The brain doesn’t navigate quite like a GPS

Neuroscientists’ discovery of grid cells, popularly known as the brain’s GPS, was hailed as a major discovery. But new results suggest the system is more complicated than anyone had guessed.

Just like a driver in a car, the brain needs some basic navigational instruments to get around, and it is not an idle analogy. In fact, scientists have found brain cells that are similar to speedometers, compasses, GPS and even collision warning systems.

That simple analogy, however, may belie the more complex way our brains actually map out the world, Stanford researchers report April 6 in Neuron. While some of the neurons in our internal navigation systems look a lot like speedometers or compasses, many others operate flexibly, each one encoding a dynamic mix of navigational variables, like a compass that somehow transforms into a GPS when driving downtown.

It’s a discovery that could change the way we think about navigation in the brain, said Lisa Giocomo, an assistant professor of neurobiology in the School of Medicine and member of Stanford Bio-X and the Stanford Neurosciences Institute. In fact, it might even challenge one of our most basic assumptions about how neurons work.

Beginning at the boundary

The project began in 2014 when Giocomo and Surya Ganguli, an assistant professor of applied physics, got a Bio-X seed grant to take a closer look at how the brain finds its way around. It was the same year a Nobel Prize was awarded for the discovery of grid cells, specialized neurons that help animals keep track of where they are in their environments. At the time, they were hailed as the brain’s GPS.
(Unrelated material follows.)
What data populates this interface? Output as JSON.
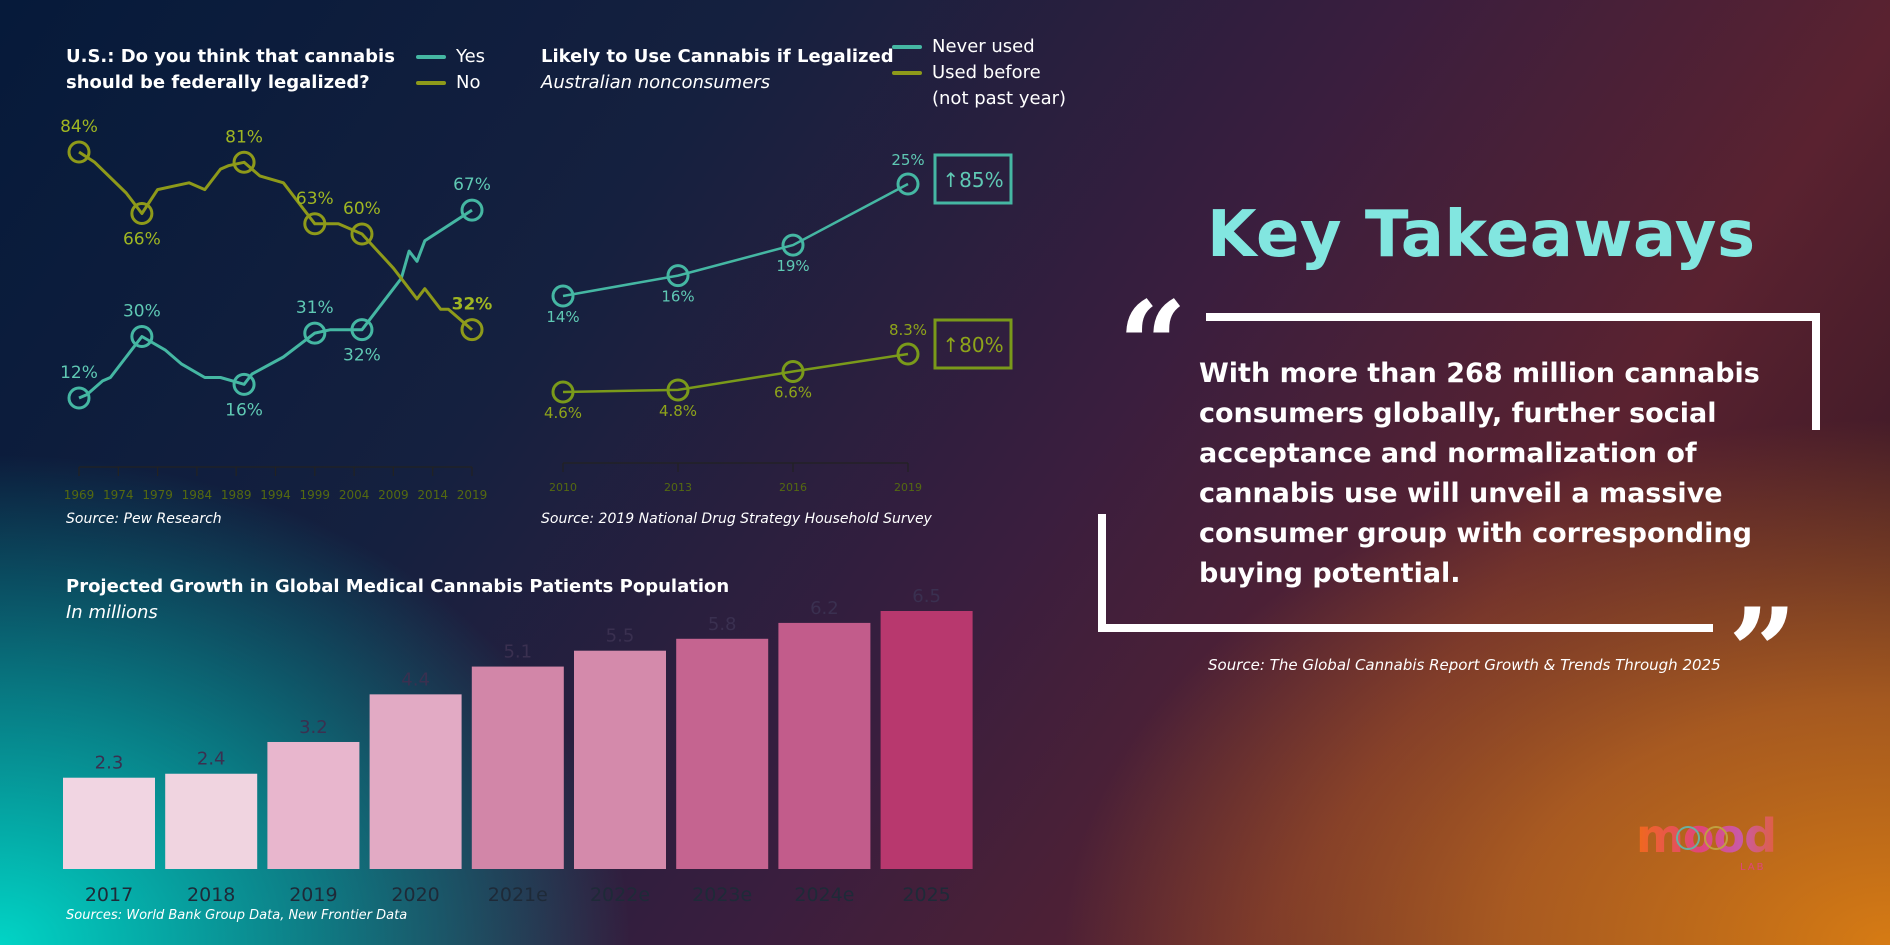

But something was off: While some neurons fell within the ballpark of how a grid cell was supposed to behave, most provided only noisy, error-prone navigation, like a GPS on the fritz. That led Ganguli, Giocomo and Kiah Hardcastle, a Stanford Neurosciences Institute graduate fellow, to wonder whether the brain had a way to correct those errors.

As it turns out, the brain does have a way: boundary cells, so named because they fire when nearing walls and other landmarks. By tracking neuron firing in mice as they walked around a square box, the group found that boundary cells help reset wayward grid cells, much like stumbling on a familiar spot helps reorient someone who had been hopelessly lost.

That finding, published in 2015, was significant in its own right – until then, no one understood how grid cells could track position error-free over long distances. But something more surprising was in store.